European officials have been urged to halt discussions around the future of Europe’s organic regulations amid claims that overhauling them could harm the UK’s organic sector.
UK Farm Minister George Eustice said proposals for the future of organic farming would not help the sector to grow, and could force farmers to turn their back on organic production.
Speaking at an Agriculture Council meeting, Mr Eustice said that long-running negotiations over how to revamp Europe’s organic regulations – which first started two-and-a-half years ago – should be put on hold.
He said parts of the reform, particularly around pesticide residues, were unacceptable, and any changes to the existing organic regulations required a more consistent approach across sectors.
“We need a regulation that will help the sector grow, and in its current form it doesn’t succeed in that,” he added.
“We need a time of reflection to understand how the text will deliver on its aims, and appraise whether the regulations will meet their original objectives.”
Mr Eustice’s comments came after UK farming organisations urged him to back their calls to stop the reforms.
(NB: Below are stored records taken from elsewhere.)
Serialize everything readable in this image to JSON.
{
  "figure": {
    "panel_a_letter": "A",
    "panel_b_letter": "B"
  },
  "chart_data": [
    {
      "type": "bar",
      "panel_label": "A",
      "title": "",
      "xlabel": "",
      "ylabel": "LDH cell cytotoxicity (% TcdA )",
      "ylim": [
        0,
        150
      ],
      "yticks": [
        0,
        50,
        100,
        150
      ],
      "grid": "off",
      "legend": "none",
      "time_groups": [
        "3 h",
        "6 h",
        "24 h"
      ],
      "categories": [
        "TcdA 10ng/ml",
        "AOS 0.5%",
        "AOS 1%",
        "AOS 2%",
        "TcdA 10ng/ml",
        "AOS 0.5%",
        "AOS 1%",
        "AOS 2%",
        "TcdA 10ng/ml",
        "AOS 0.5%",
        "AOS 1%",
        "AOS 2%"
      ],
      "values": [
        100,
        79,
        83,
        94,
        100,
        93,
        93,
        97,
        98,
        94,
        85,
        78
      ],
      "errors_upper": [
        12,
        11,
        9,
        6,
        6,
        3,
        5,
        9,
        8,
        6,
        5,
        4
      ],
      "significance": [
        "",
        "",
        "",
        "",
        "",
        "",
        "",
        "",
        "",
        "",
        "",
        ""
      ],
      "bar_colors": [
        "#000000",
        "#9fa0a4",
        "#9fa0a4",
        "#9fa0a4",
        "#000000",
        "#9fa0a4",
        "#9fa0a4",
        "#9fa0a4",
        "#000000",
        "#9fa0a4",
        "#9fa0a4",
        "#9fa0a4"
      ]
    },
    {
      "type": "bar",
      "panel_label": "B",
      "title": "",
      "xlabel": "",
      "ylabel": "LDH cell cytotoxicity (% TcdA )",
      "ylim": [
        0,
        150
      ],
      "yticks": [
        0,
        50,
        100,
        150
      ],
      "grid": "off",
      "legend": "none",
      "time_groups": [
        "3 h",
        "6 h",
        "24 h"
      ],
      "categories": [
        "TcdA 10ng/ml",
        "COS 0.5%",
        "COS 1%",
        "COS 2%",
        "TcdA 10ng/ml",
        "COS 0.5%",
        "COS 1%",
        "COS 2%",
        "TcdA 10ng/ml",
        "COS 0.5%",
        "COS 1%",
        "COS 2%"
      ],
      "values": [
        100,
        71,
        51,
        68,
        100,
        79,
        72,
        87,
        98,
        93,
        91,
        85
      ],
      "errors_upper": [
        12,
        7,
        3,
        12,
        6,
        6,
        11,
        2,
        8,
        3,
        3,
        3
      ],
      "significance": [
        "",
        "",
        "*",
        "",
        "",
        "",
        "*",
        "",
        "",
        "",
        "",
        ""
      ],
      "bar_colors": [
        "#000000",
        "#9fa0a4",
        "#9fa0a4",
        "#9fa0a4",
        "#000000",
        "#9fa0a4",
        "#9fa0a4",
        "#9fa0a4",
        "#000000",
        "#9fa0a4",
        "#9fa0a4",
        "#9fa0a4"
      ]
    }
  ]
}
In a letter to the minister, groups including the NFU, the Soil Association and Organic Farmers and Growers said that despite efforts to work with Defra to improve the commission’s proposals, the debate had reached a deadlock.
“The failure of these negotiations, in spite of so much time, hard work and good will from all involved, indicates that the proposal put forward by the commission is clearly not fit for purpose,” the letter added.
“It is our firm view that the current regulatory framework already provides a strong basis for the development of organic food and farming in the UK.”
Despite the pleas EU Farm Commissioner Phil Hogan said he was keen to push to get the regulatory changes agreed quickly.
“We want to maintain the integrity of organic production, and we will continue work to achieve those objectives,” he told ministers.
“I don’t agree there are farmers leaving the sector (because of the proposals), but they will leave if consumers aren’t convinced of the integrity of organic products.
“We are asking all institutions to be flexible and get back to work to see what progress we can make in the new year,” he added.